The move to the cloud was also driven by growth in the devices that Comcast now needs to support. Hess said that, by 2015, there would be 234 million devices capable of IP video in the firm’s footprint. The newer the device type the faster the uptake, he said. While the domestic radio took 38 years to reach 50 million users the tablet took just three, he said, quicker than the smartphone, itself quicker than the PC.
Development is also quicker for newer devices he said. Working on set top box development created high demands on time and resource with very little reach. It took just 12 engineers 6 months to develop Comcast’s first iPad app, by comparison.

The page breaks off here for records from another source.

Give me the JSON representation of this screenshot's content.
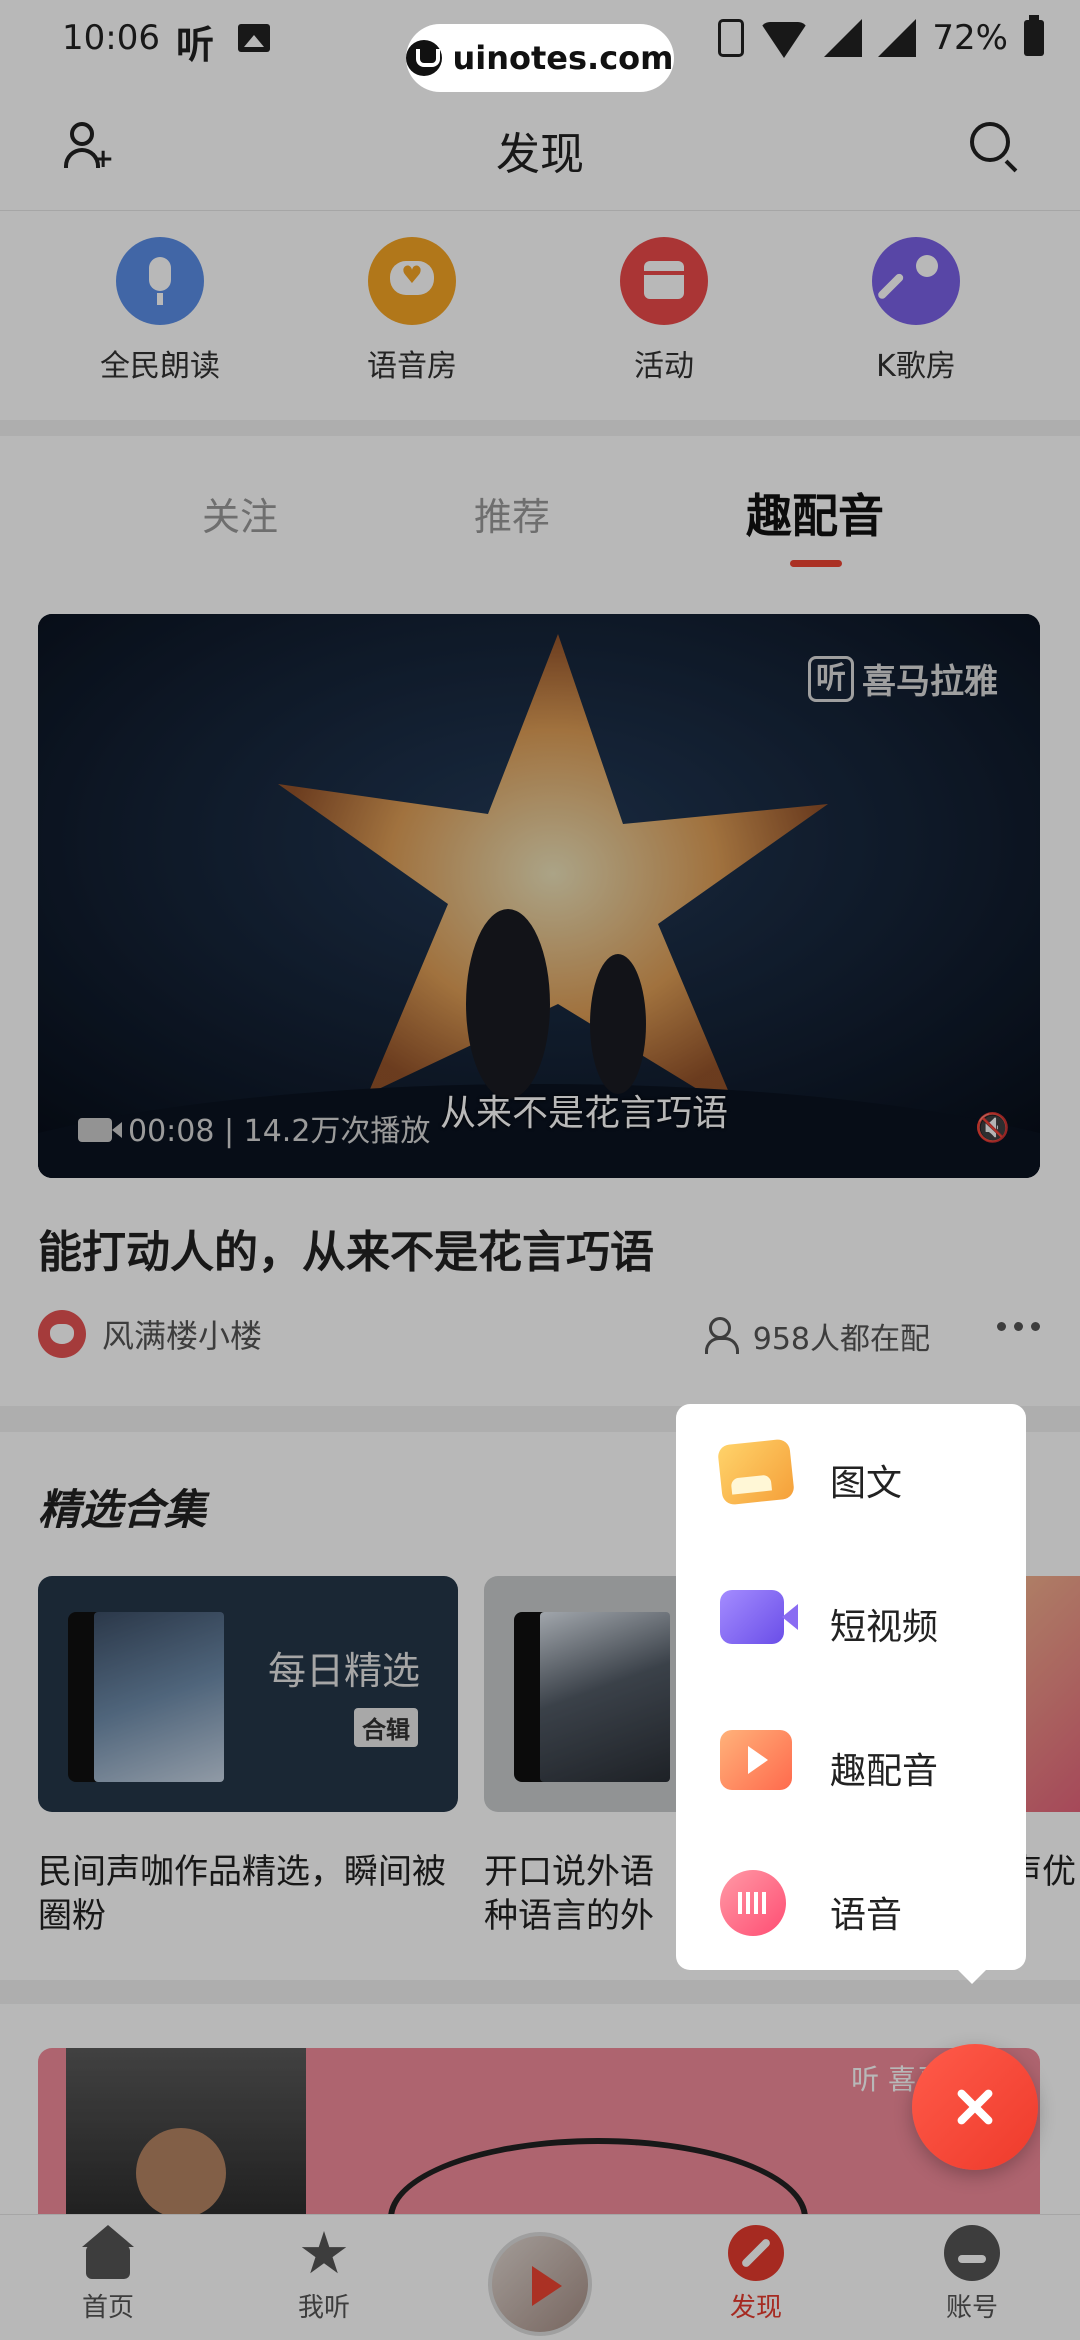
{
  "status_bar": {
    "time": "10:06",
    "app_glyph": "听",
    "battery": "72%",
    "watermark": "uinotes.com"
  },
  "header": {
    "title": "发现",
    "left_icon": "add-user-icon",
    "right_icon": "search-icon"
  },
  "quick_entries": [
    {
      "label": "全民朗读",
      "icon": "microphone-icon",
      "color": "#5a8ee6"
    },
    {
      "label": "语音房",
      "icon": "chat-heart-icon",
      "color": "#f5a524"
    },
    {
      "label": "活动",
      "icon": "calendar-icon",
      "color": "#ec4a4a"
    },
    {
      "label": "K歌房",
      "icon": "karaoke-mic-icon",
      "color": "#7a62e6"
    }
  ],
  "tabs": [
    {
      "label": "关注",
      "active": false
    },
    {
      "label": "推荐",
      "active": false
    },
    {
      "label": "趣配音",
      "active": true
    }
  ],
  "feature": {
    "video_logo_glyph": "听",
    "video_logo_text": "喜马拉雅",
    "video_meta": "00:08 | 14.2万次播放",
    "video_subtitle": "从来不是花言巧语",
    "title": "能打动人的，从来不是花言巧语",
    "author": "风满楼小楼",
    "dub_count": "958人都在配"
  },
  "collections": {
    "heading": "精选合集",
    "items": [
      {
        "cover_title": "每日精选",
        "badge": "合辑",
        "desc": "民间声咖作品精选，瞬间被圈粉"
      },
      {
        "desc": "开口说外语 种语言的外"
      },
      {
        "desc": "声优 每"
      }
    ]
  },
  "next_card": {
    "logo": "听 喜马拉雅"
  },
  "bottom_nav": [
    {
      "label": "首页",
      "icon": "home-icon",
      "active": false
    },
    {
      "label": "我听",
      "icon": "star-icon",
      "active": false
    },
    {
      "label": "发现",
      "icon": "compass-icon",
      "active": true
    },
    {
      "label": "账号",
      "icon": "account-icon",
      "active": false
    }
  ],
  "popup_menu": [
    {
      "label": "图文",
      "icon": "image-text-icon"
    },
    {
      "label": "短视频",
      "icon": "video-camera-icon"
    },
    {
      "label": "趣配音",
      "icon": "dubbing-icon"
    },
    {
      "label": "语音",
      "icon": "voice-bubble-icon"
    }
  ],
  "colors": {
    "accent": "#e63b2e",
    "overlay": "rgba(0,0,0,0.28)"
  }
}
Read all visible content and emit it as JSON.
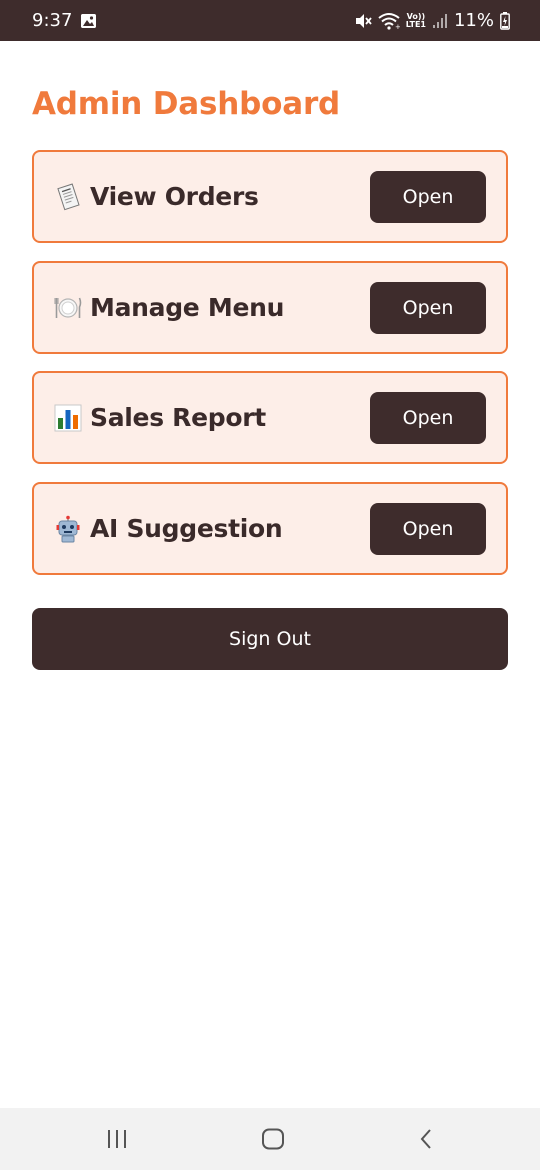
{
  "status_bar": {
    "time": "9:37",
    "volte_top": "Vo))",
    "volte_bottom": "LTE1",
    "battery": "11%",
    "icons": [
      "image-notification-icon",
      "mute-icon",
      "wifi-icon",
      "volte-icon",
      "signal-icon",
      "battery-charging-icon"
    ]
  },
  "page": {
    "title": "Admin Dashboard"
  },
  "cards": [
    {
      "icon": "receipt-icon",
      "label": "View Orders",
      "button": "Open"
    },
    {
      "icon": "plate-cutlery-icon",
      "label": "Manage Menu",
      "button": "Open"
    },
    {
      "icon": "bar-chart-icon",
      "label": "Sales Report",
      "button": "Open"
    },
    {
      "icon": "robot-icon",
      "label": "AI Suggestion",
      "button": "Open"
    }
  ],
  "sign_out": {
    "label": "Sign Out"
  },
  "nav_bar": {
    "icons": [
      "recent-apps-icon",
      "home-icon",
      "back-icon"
    ]
  },
  "colors": {
    "accent": "#f07a3c",
    "dark": "#3e2c2c",
    "card_bg": "#fdeee8",
    "text": "#3a2a2a"
  }
}
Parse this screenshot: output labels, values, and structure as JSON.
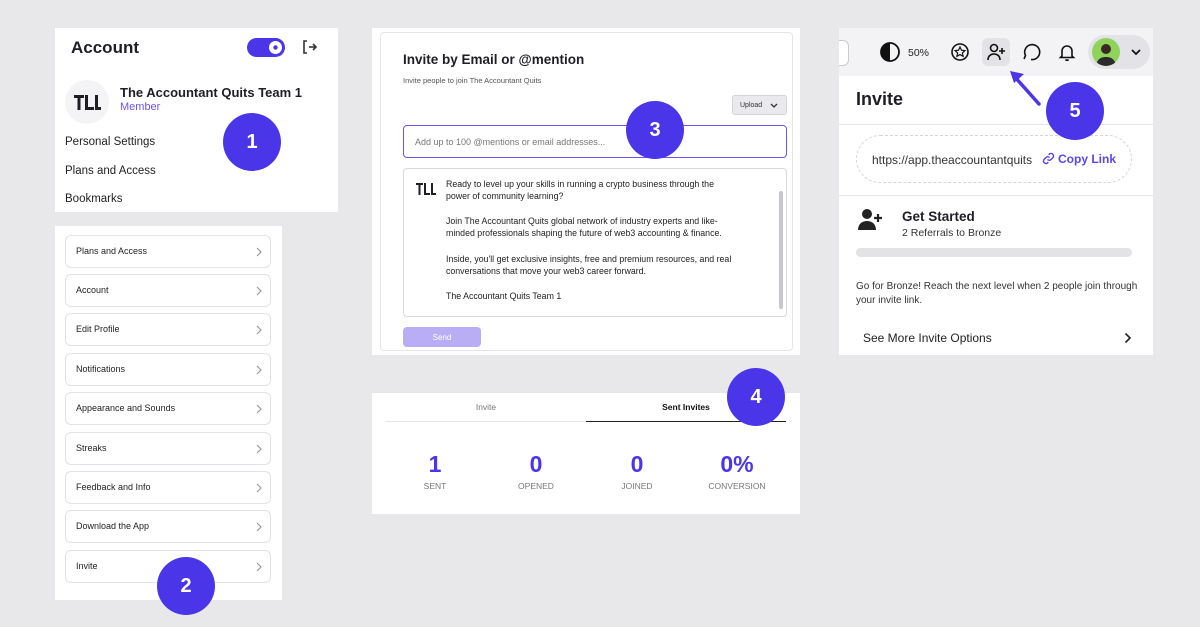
{
  "account_panel": {
    "title": "Account",
    "team_name": "The Accountant Quits Team 1",
    "role": "Member",
    "menu": [
      "Personal Settings",
      "Plans and Access",
      "Bookmarks"
    ]
  },
  "settings_list": {
    "items": [
      "Plans and Access",
      "Account",
      "Edit Profile",
      "Notifications",
      "Appearance and Sounds",
      "Streaks",
      "Feedback and Info",
      "Download the App",
      "Invite"
    ]
  },
  "invite_email": {
    "title": "Invite by Email or @mention",
    "subtitle": "Invite people to join The Accountant Quits",
    "upload_label": "Upload",
    "input_placeholder": "Add up to 100 @mentions or email addresses...",
    "message_lines": [
      "Ready to level up your skills in running a crypto business through the",
      "power of community learning?",
      "Join The Accountant Quits global network of industry experts and like-",
      "minded professionals shaping the future of web3 accounting & finance.",
      "Inside, you'll get exclusive insights, free and premium resources, and real",
      "conversations that move your web3 career forward.",
      "The Accountant Quits Team 1"
    ],
    "send_label": "Send"
  },
  "sent_stats": {
    "tabs": [
      "Invite",
      "Sent Invites"
    ],
    "active_tab": "Sent Invites",
    "stats": [
      {
        "value": "1",
        "label": "SENT"
      },
      {
        "value": "0",
        "label": "OPENED"
      },
      {
        "value": "0",
        "label": "JOINED"
      },
      {
        "value": "0%",
        "label": "CONVERSION"
      }
    ]
  },
  "topbar": {
    "zoom": "50%"
  },
  "invite_popover": {
    "title": "Invite",
    "link_text": "https://app.theaccountantquits.com",
    "copy_label": "Copy Link",
    "goal_title": "Get Started",
    "goal_subtitle": "2 Referrals to Bronze",
    "progress": 0,
    "note": "Go for Bronze! Reach the next level when 2 people join through your invite link.",
    "more_label": "See More Invite Options"
  },
  "badges": [
    "1",
    "2",
    "3",
    "4",
    "5"
  ],
  "colors": {
    "accent": "#4a35e8",
    "link": "#5b45ee",
    "background": "#e8e8ea"
  }
}
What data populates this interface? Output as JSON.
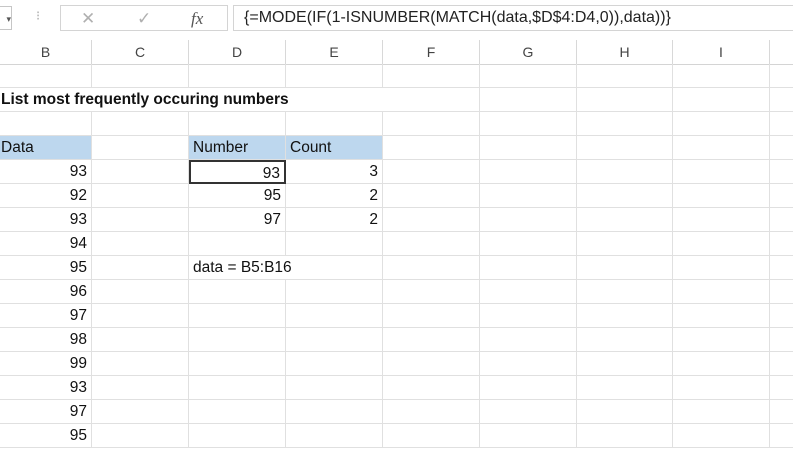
{
  "formula_bar": {
    "name_box_arrow": "▾",
    "cancel_icon": "✕",
    "enter_icon": "✓",
    "fx_label": "fx",
    "formula": "{=MODE(IF(1-ISNUMBER(MATCH(data,$D$4:D4,0)),data))}"
  },
  "columns": [
    "B",
    "C",
    "D",
    "E",
    "F",
    "G",
    "H",
    "I"
  ],
  "sheet": {
    "title": "List most frequently occuring numbers",
    "data_header": "Data",
    "data": [
      "93",
      "92",
      "93",
      "94",
      "95",
      "96",
      "97",
      "98",
      "99",
      "93",
      "97",
      "95"
    ],
    "result_headers": [
      "Number",
      "Count"
    ],
    "results": [
      {
        "number": "93",
        "count": "3"
      },
      {
        "number": "95",
        "count": "2"
      },
      {
        "number": "97",
        "count": "2"
      }
    ],
    "note": "data = B5:B16"
  },
  "colors": {
    "header_fill": "#bdd7ee"
  }
}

The operator’s vision is now to enable customers to be able to access all of their content and services from every device that they use. Given the rapid increase in the number of permutations of device and content, a cloud solution was the only option, he said. Comcast is now fully digital, with its own CDN and is building third party apps, such as Facebook, into its solution; “using other people’s products to enhance our own,” he said.
“Change is coming and coming fast,” he added. “You can’t predict it so you have to tune up.”